Power makes Christians, as it does anyone, liable to arrogance, self-righteousness, imprudence, insecurity, rapaciousness, and oppression. After a time, Christians are unlikely to resist imposing their views on those who disagree with them; such disagreements may then issue forth in intolerance and even violence (divinely endorsed, of course). Holy Wars and Inquisitions are just the two most obvious examples of Christianity's unholy alliance with earthly power. "Blessed," after all, "are the poor in spirit."
When tempted by Satan in the desert, Jesus was offered all of the kingdoms in the world. But he understood that acceding to that temptation came with a great moral and spiritual price: it would require bowing down to Satan. So he turned his back once and for all on earthly power and resisted the natural human impulse to build an empire.
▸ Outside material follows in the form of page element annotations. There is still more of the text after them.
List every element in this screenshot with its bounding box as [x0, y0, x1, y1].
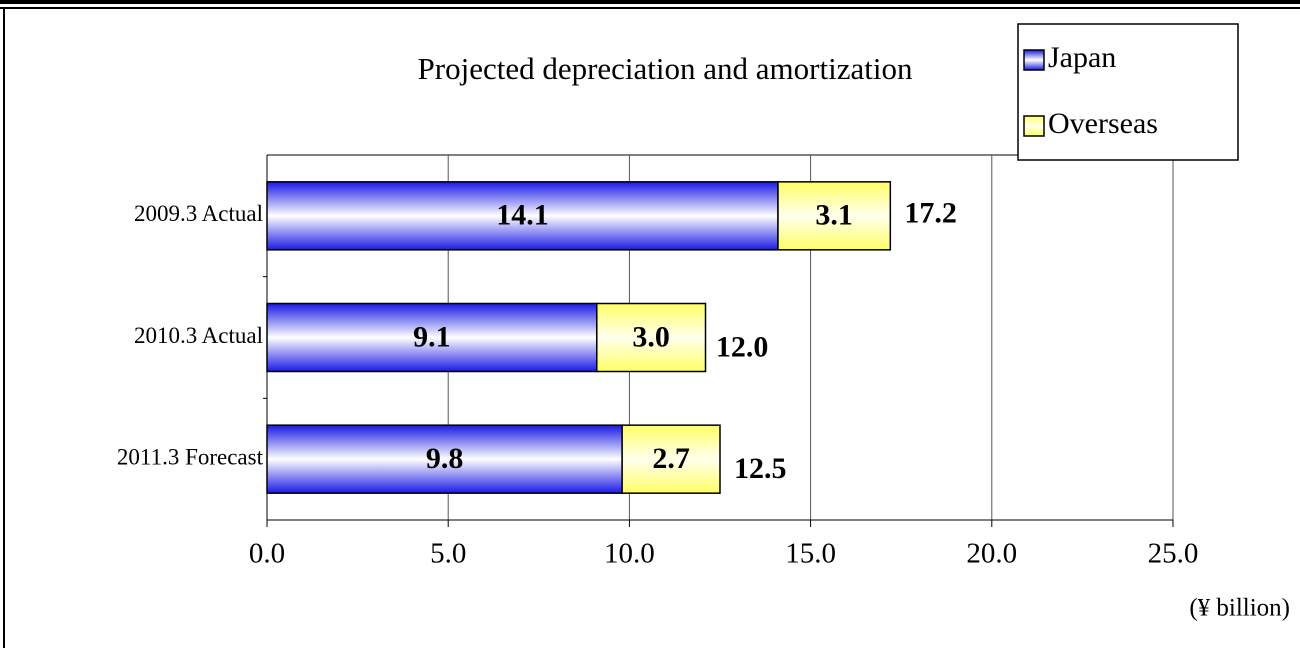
bar-segment	[266, 302, 598, 373]
bar-segment	[596, 302, 707, 373]
legend-label: Overseas	[1048, 107, 1158, 140]
y-tick-label: 2009.3 Actual	[134, 201, 263, 226]
frame-left	[3, 8, 5, 648]
bar-segment	[266, 424, 623, 494]
data-label: 3.1	[815, 199, 853, 232]
x-tick-label: 0.0	[249, 538, 285, 570]
y-tick-label: 2010.3 Actual	[134, 323, 263, 348]
x-tick-label: 10.0	[604, 538, 655, 570]
data-label: 9.1	[413, 320, 451, 353]
data-label: 9.8	[426, 442, 464, 475]
y-tick-label: 2011.3 Forecast	[117, 444, 264, 469]
bar-segment	[621, 424, 721, 494]
bar-segment	[777, 181, 892, 251]
x-tick-label: 5.0	[430, 538, 466, 570]
total-label: 17.2	[904, 197, 957, 230]
legend-box	[1017, 23, 1239, 161]
legend-swatch	[1023, 115, 1045, 137]
data-label: 3.0	[632, 320, 670, 353]
legend-label: Japan	[1048, 41, 1116, 74]
chart-title: Projected depreciation and amortization	[418, 51, 913, 86]
x-tick-label: 20.0	[966, 538, 1017, 570]
frame-top	[0, 0, 1300, 4]
data-label: 2.7	[652, 442, 690, 475]
total-label: 12.5	[734, 452, 787, 485]
bar-segment	[266, 181, 779, 251]
total-label: 12.0	[716, 330, 769, 363]
x-tick-label: 15.0	[785, 538, 836, 570]
x-tick-label: 25.0	[1148, 538, 1199, 570]
frame-top-inner	[0, 7, 1300, 9]
legend-swatch	[1023, 49, 1045, 71]
unit-label: (¥ billion)	[1189, 595, 1290, 622]
data-label: 14.1	[496, 199, 549, 232]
We don't need to go into our dark past to find examples of the unholy alliance of Christianity and power. Consider the runup to the Iraqi war where Christian leaders' repeated lies became "truth" and where God was invoked in support of a preemptive attack (a perversion of Christianity's just war doctrine); moreover, a Christian nationalistic sense of superiority over Arabs led us to downplay their beliefs, their culture, and even their very lives. The result: nearly five thousand dead U.S. soldiers (we in the U.S. tend to count only our own), and the death of over 100,000 Iraqis (these figures vastly underestimate the deaths that resulted from our wreaking havoc on Iraq's infrastructure). When religion and power collude, people die. "Blessed," after all, "are the peacemakers."
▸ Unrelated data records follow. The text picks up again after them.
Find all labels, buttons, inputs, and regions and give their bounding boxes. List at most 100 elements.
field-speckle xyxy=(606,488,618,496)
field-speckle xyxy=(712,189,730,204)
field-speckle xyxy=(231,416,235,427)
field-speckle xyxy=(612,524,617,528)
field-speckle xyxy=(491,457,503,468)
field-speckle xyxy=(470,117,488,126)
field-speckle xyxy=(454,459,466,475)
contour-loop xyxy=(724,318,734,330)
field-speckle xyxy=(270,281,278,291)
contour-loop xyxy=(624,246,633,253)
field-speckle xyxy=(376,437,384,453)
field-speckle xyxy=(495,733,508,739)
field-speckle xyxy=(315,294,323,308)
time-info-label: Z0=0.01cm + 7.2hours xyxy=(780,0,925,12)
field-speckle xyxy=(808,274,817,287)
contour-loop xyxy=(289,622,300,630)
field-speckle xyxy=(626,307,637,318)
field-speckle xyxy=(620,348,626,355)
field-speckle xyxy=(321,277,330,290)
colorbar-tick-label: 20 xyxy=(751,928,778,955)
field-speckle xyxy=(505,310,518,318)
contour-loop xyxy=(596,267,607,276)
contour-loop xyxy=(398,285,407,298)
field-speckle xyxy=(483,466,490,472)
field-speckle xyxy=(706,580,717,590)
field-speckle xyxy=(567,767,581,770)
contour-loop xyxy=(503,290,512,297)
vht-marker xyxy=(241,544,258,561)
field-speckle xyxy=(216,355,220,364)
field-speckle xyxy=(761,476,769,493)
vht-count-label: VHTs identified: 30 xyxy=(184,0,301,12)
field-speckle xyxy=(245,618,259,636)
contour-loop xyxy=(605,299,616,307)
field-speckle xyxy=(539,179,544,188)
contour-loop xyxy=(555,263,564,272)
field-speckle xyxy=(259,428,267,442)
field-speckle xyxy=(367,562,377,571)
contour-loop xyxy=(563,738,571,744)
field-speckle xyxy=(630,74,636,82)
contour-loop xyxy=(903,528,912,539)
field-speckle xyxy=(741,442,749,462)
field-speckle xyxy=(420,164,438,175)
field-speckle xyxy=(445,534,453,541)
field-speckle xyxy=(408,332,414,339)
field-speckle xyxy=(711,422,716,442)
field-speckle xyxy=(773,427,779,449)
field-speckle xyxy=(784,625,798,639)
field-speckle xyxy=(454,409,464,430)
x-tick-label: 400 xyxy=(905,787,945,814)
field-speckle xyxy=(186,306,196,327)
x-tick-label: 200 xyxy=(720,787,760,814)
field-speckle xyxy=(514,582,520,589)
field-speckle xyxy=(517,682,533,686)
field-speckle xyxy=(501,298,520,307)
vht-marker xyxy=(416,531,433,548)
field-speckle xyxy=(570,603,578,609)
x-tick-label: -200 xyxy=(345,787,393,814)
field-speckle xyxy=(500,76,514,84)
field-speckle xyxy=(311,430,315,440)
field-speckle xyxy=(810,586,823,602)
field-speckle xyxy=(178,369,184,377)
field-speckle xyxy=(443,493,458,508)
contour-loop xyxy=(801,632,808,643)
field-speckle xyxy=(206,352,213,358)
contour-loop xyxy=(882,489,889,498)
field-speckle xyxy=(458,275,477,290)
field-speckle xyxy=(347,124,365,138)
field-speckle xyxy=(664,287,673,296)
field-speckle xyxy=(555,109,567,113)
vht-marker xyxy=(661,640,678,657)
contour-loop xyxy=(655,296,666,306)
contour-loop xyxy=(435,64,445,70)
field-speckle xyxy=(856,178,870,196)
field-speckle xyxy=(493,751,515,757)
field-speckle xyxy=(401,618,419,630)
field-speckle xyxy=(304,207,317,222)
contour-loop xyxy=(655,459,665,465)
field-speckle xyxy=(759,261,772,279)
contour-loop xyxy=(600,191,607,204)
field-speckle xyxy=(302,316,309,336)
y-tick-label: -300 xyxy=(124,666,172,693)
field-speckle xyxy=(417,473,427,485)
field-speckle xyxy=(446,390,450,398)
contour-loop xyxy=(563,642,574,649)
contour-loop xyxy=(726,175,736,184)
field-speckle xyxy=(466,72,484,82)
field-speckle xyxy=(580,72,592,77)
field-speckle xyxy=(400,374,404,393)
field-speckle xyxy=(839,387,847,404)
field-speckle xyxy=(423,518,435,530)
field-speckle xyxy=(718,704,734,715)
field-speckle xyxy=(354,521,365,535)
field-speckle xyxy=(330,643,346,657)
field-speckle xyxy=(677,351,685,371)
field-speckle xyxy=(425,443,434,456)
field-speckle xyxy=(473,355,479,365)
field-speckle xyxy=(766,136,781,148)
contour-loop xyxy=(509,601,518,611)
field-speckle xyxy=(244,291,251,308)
If we push back just over one more century -- skipping lightly over Christianity's implication in segregation laws, the disempowerment of women, and attacks on science -- we can find another sad example of Christianity's unholy alliance with power -- slavery. Frederick Douglass, escaped slave and Christian, lamented and then rejected the claim that 19th century America was a Christian nation. He writes:
Between the Christianity of this land, and the Christianity of Christ, I recognize the widest possible difference -- so wide, that to receive the one as good, pure, and holy, is of necessity to reject the other as bad, corrupt, and wicked. To be the friend of the one, is of necessity to be the enemy of the other. I love the pure, peaceable, and impartial Christianity of Christ: I therefore hate the corrupt, slaveholding, women-whipping, cradle-plundering, partial and hypocritical Christianity of this land.
Christianity, when allied with secular power, has supported slavery, sexism, religious oppression, apartheid, holy wars, torture, and the inquisition.
We honor our twin commitments to civil society and God when we render unto Caesar what is Caeser's and to God what is God's. Jesus' kingdom was not of this earth. And yet we Christians continually repeat the mistake of seeking earthly power, glory, and acceptance. But when we do that, those who disagree with us get hurt.
WWJD? He would love without condition. He would offer his peace. He would expand his kingdom, one heart at a time. And he would leave to Caesar what is Caesar's.